The beautiful reality is that you are worthy of love and connection no matter what. You have as much worth as anyone else simply because you were born and exist in this world!

When you connect to healthy self-esteem, you’re able to hold yourself in warm regard, despite your flaws and imperfections. Find freedom and serenity in the knowledge that you are no worse (nor better) than anyone else in this world, and that you are worthy of love and connection no matter what. 

Healthy, non-fragile self-esteem is the ability to say, “Yup, I messed up and I need to clean it up, AND I am still a good person” or “Wow, I am proud of myself for accomplishing that AND I’m no better than anyone else because of it.”  We can be proud without having to feel as if we’re above everyone else. 

When you connect to healthy self-esteem, you remember that no matter what you accomplish or fail at; no matter what others think of you, good, bad, or indifferent; no matter how much or little you own or how privileged or unprivileged you are, you still put on your pants one leg at a time, you still have to take out the trash, you still make mistakes, you will continue to unintentionally hurt people (even those you love). In all this, you’re just like everybody else, and you’re still able to hold yourself lovingly and compassionately and do what it takes to repair things when you mess up.

Putting it into practice

Reconnecting to healthy self-esteem is a practice, day-to-day, and often even minute-to-minute. Here are some ways for you to start incorporating that practice into your life.

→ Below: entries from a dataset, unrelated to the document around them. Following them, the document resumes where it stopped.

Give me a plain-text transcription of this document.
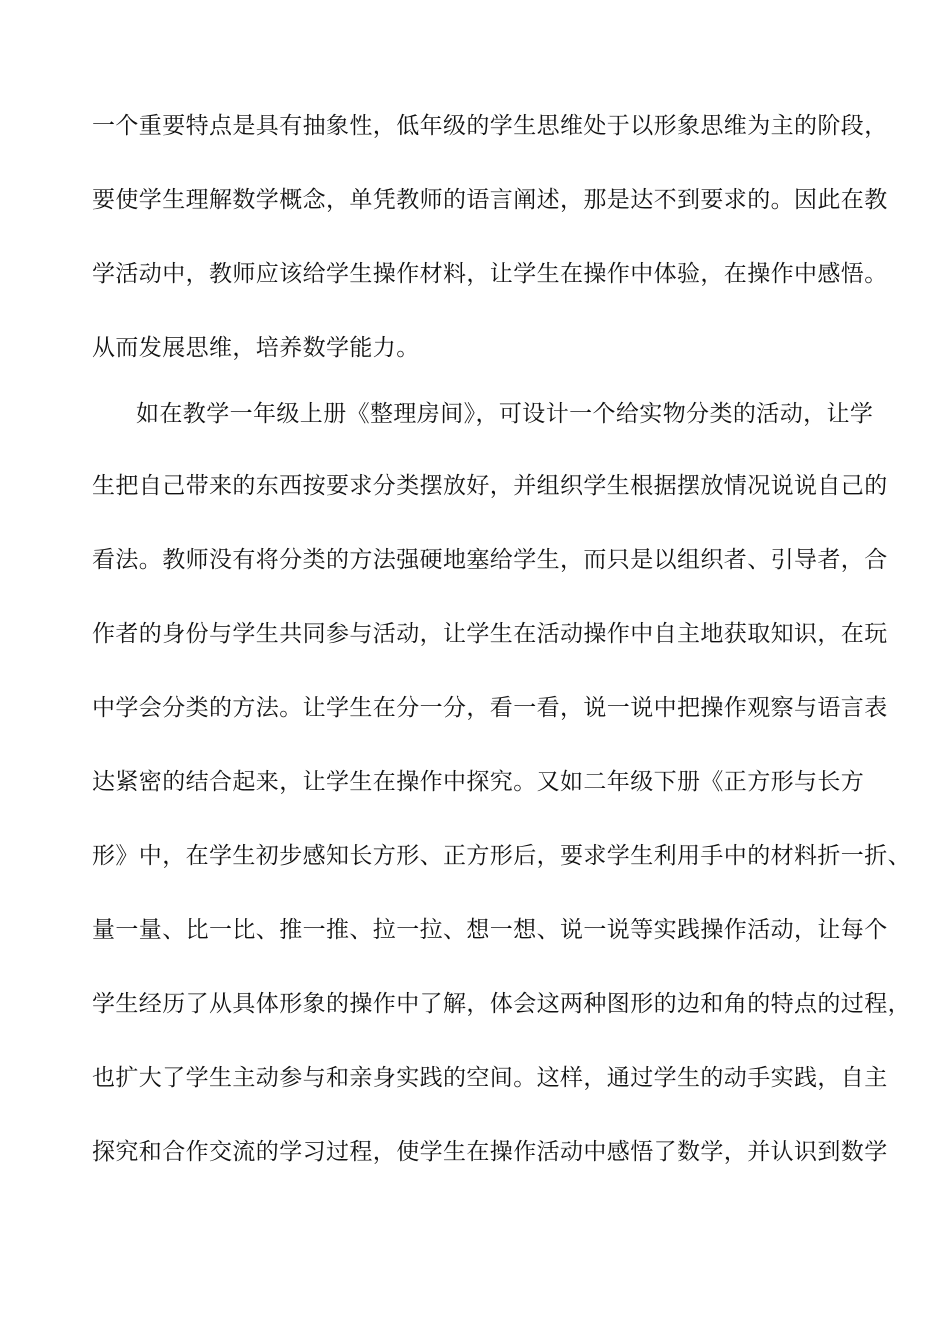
一个重要特点是具有抽象性，低年级的学生思维处于以形象思维为主的阶段，
要使学生理解数学概念，单凭教师的语言阐述，那是达不到要求的。因此在教
学活动中，教师应该给学生操作材料，让学生在操作中体验，在操作中感悟。
从而发展思维，培养数学能力。
如在教学一年级上册《整理房间》，可设计一个给实物分类的活动，让学
生把自己带来的东西按要求分类摆放好，并组织学生根据摆放情况说说自己的
看法。教师没有将分类的方法强硬地塞给学生，而只是以组织者、引导者，合
作者的身份与学生共同参与活动，让学生在活动操作中自主地获取知识，在玩
中学会分类的方法。让学生在分一分，看一看，说一说中把操作观察与语言表
达紧密的结合起来，让学生在操作中探究。又如二年级下册《正方形与长方
形》中，在学生初步感知长方形、正方形后，要求学生利用手中的材料折一折、
量一量、比一比、推一推、拉一拉、想一想、说一说等实践操作活动，让每个
学生经历了从具体形象的操作中了解，体会这两种图形的边和角的特点的过程，
也扩大了学生主动参与和亲身实践的空间。这样，通过学生的动手实践，自主
探究和合作交流的学习过程，使学生在操作活动中感悟了数学，并认识到数学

  1. Challenge your negative, unhelpful thoughts and replace them with realistic, helpful statements. Instead of, “I’ll never get this business off the ground” say to yourself, “There are obstacles and I am doing my best each day to learn and figure this out.”
  2. Use the “I Am…” method: Simply using positive mantras like “I am a loveable person” has actually been found to create lower self-esteem in people who already struggle with low self-esteem, rather than improve it. Instead, stop and think about how success has had broader implications and how personal qualities have contributed to that success. Use the phrase “XYZ went well…because I AM…”. 

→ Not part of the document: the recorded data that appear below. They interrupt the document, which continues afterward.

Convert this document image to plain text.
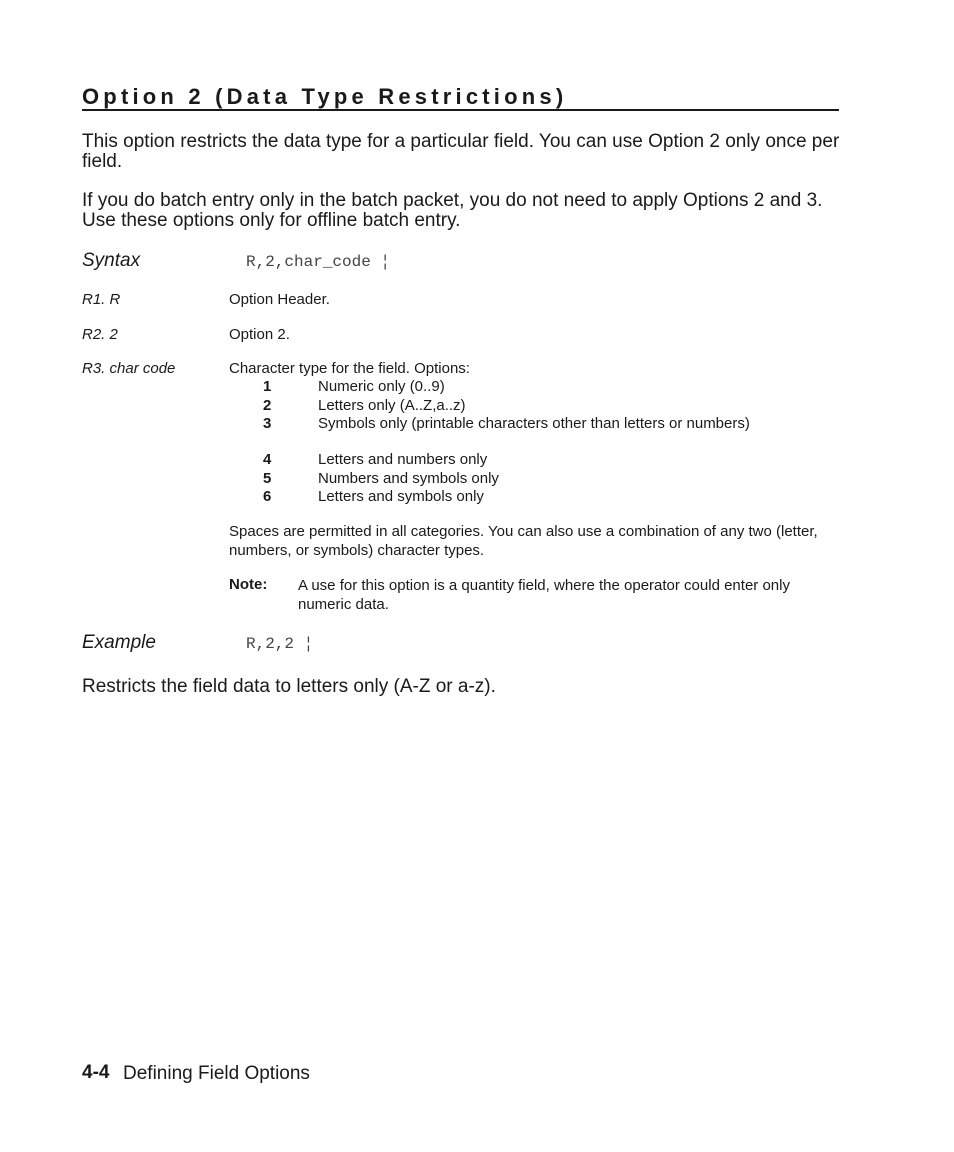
Option 2 (Data Type Restrictions)
This option restricts the data type for a particular field. You can use Option 2 only once per field.
If you do batch entry only in the batch packet, you do not need to apply Options 2 and 3. Use these options only for offline batch entry.
Syntax	R,2,char_code ¦
R1. R	Option Header.
R2. 2	Option 2.
R3. char code	Character type for the field. Options:
1	Numeric only (0..9)
2	Letters only (A..Z,a..z)
3	Symbols only (printable characters other than letters or numbers)
4	Letters and numbers only
5	Numbers and symbols only
6	Letters and symbols only
Spaces are permitted in all categories. You can also use a combination of any two (letter, numbers, or symbols) character types.
Note: A use for this option is a quantity field, where the operator could enter only numeric data.
Example	R,2,2 ¦
Restricts the field data to letters only (A-Z or a-z).
4-4 Defining Field Options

Example: “The difficult talk with my daughter went well because I am empathic, caring, and a good listener.”

  1. Rigid beliefs about your identity get in the way of connecting to healthy self-esteem. Avoid the pitfall of performance-based esteem by defining success in a variety of ways, rather than through an arbitrary pass/fail test. See yourself as flexible and adaptable to different circumstances.
  2. Avoid the pitfalls of other-based esteem by striving for adequate competence (without expecting yourself to be perfect or even exceptional) in areas that you personally value. Remember, it’s not about what others think or value, but what you determine has meaning and importance in your life. Do you know what you value? Do your actions match what you value?
  3. We are each our own worst critics – we often speak to ourselves in such terms we’d never accept from anyone else. Overcoming your internal self-criticism is easier to do with support. 

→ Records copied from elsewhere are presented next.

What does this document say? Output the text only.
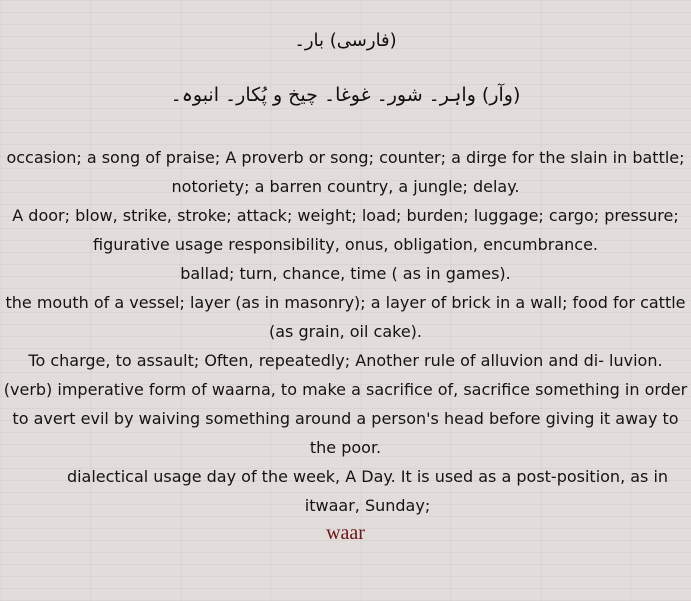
(فارسی) بار۔
(وآر) واہر۔ شور۔ غوغا۔ چیخ و پُکار۔ انبوہ۔

occasion; a song of praise; A proverb or song; counter; a dirge for the slain in battle; notoriety; a barren country, a jungle; delay.

A door; blow, strike, stroke; attack; weight; load; burden; luggage; cargo; pressure; figurative usage responsibility, onus, obligation, encumbrance.

ballad; turn, chance, time ( as in games).

the mouth of a vessel; layer (as in masonry); a layer of brick in a wall; food for cattle (as grain, oil cake).

To charge, to assault; Often, repeatedly; Another rule of alluvion and di- luvion.

(verb) imperative form of waarna, to make a sacrifice of, sacrifice something in order to avert evil by waiving something around a person's head before giving it away to the poor.

dialectical usage day of the week, A Day. It is used as a post-position, as in itwaar, Sunday;

waar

Here’s to Your Healthy Self-Esteem

Life experiences, the families we grew up in, the relationships we’ve weathered, the culture we live in, and systemic injustices have disconnected most of us from the basic, inalienable truth of healthy self-esteem. 

What I wish for you, for all of us, for our communities, our country, and the world at large, is the reckoning required to return to this truth, one person, one relationship at a time.